Physical and Mental Health
The physical and mental health of both spouses will be considered by the court when awarding alimony. If a physical or mental health issue prevents you from working, you may be eligible to receive alimony payments from your spouse. This is called indefinite alimony and has no pre-set ending point. However, this alimony may be stopped if your ability to support yourself changes or you remarry. Your family lawyer must present evidence of your health problem to earn this kind of alimony.
What Can and Can’t Be Part of a Prenuptial Agreement?
Over the past few decades, divorce lawyers in Severn have increasingly been asked to arrange prenuptial agreements before a couple legally weds. A prenuptial agreement is a contract drawn up by a family law attorney that agrees to divide property and assets in a specific way if spouses divorce. A prenuptial agreement generally lists each person’s property and debts and specifies his or her property rights after the marriage. Continue reading to find out why family property, individual debts can be included, while child custody and personal matters must be left out.
Family property, including future inheritances, can be included in a prenuptial arrangement. For example, some couples have individual children from previous marriages to whom they prefer to leave their property.
A prenuptial agreement can mandate that each spouse is protected from the other’s debts in case of divorce. For example, if one spouse runs up excessive credit card debt, the other will not be jointly responsible after the couple splits. As your divorce lawyer will warn, failing to include such a provision means you may be liable for any debts your spouse incurs, even if you decide to divorce.
No matter how good your family law attorney is, he or she is prohibited from including child custody terms in any potential prenup. The court has the final say in determining issues of child support and child custody. If a couple divorces, a judge weighs several factors to determine the child’s best interest.
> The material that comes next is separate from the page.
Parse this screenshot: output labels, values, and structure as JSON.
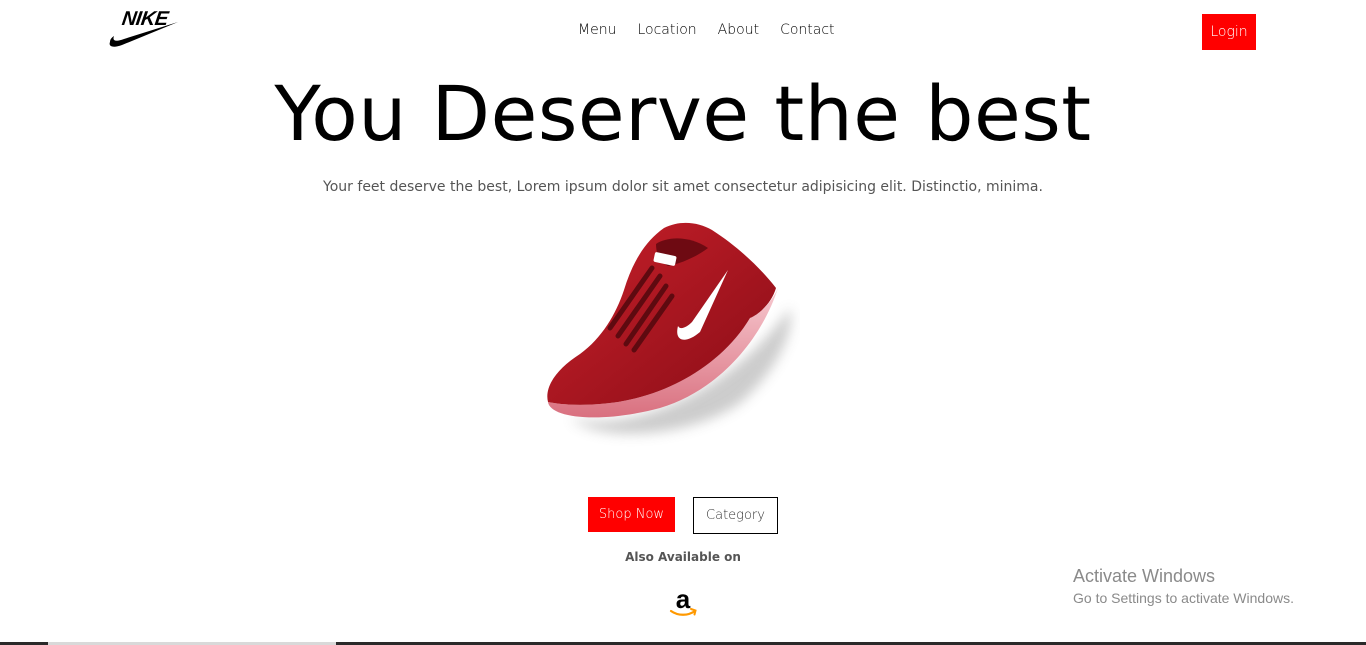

As the court reasons, unfit parents could otherwise unfairly bind their children to their choices, even if the child would be better served with a different guardian.
Divorce attorneys are sometimes asked if a prenuptial agreement can divide chores, specify where to spend holidays, or mandate that one spouse takes the others name. Prenuptial agreements are designed to address purely financial issues. When judges see private matters in contracts, they tend to view such provisions as frivolous—and non-binding.
Should You Consider a Prenuptial Agreement?
Prenuptial agreements can protect both parties in a marriage. Consider talking to a prenup lawyer near Glen Burnie, regardless of whether your assets are substantial or not. Divorce lawyers can draft premarital agreements in a way that protects both spouses from liability for the other party’s debts. You can also use a prenup to determine how property will be passed on when either spouse dies. This is particularly important if you have children. Divorce lawyers can use your prenup to ensure that certain property will be passed on to children from a previous marriage.
As your divorce lawyer can explain to you, family law also allows you to use a prenuptial agreement to establish the financial rights and responsibilities of both parties after marriage. In the event of divorce, having a prenup can shorten and simplify the process. It may also help both parties avoid arguments over property rights. If you do not have a divorce lawyer draft a prenup, then in the event of divorce, your property may be subject to division in accordance with state law.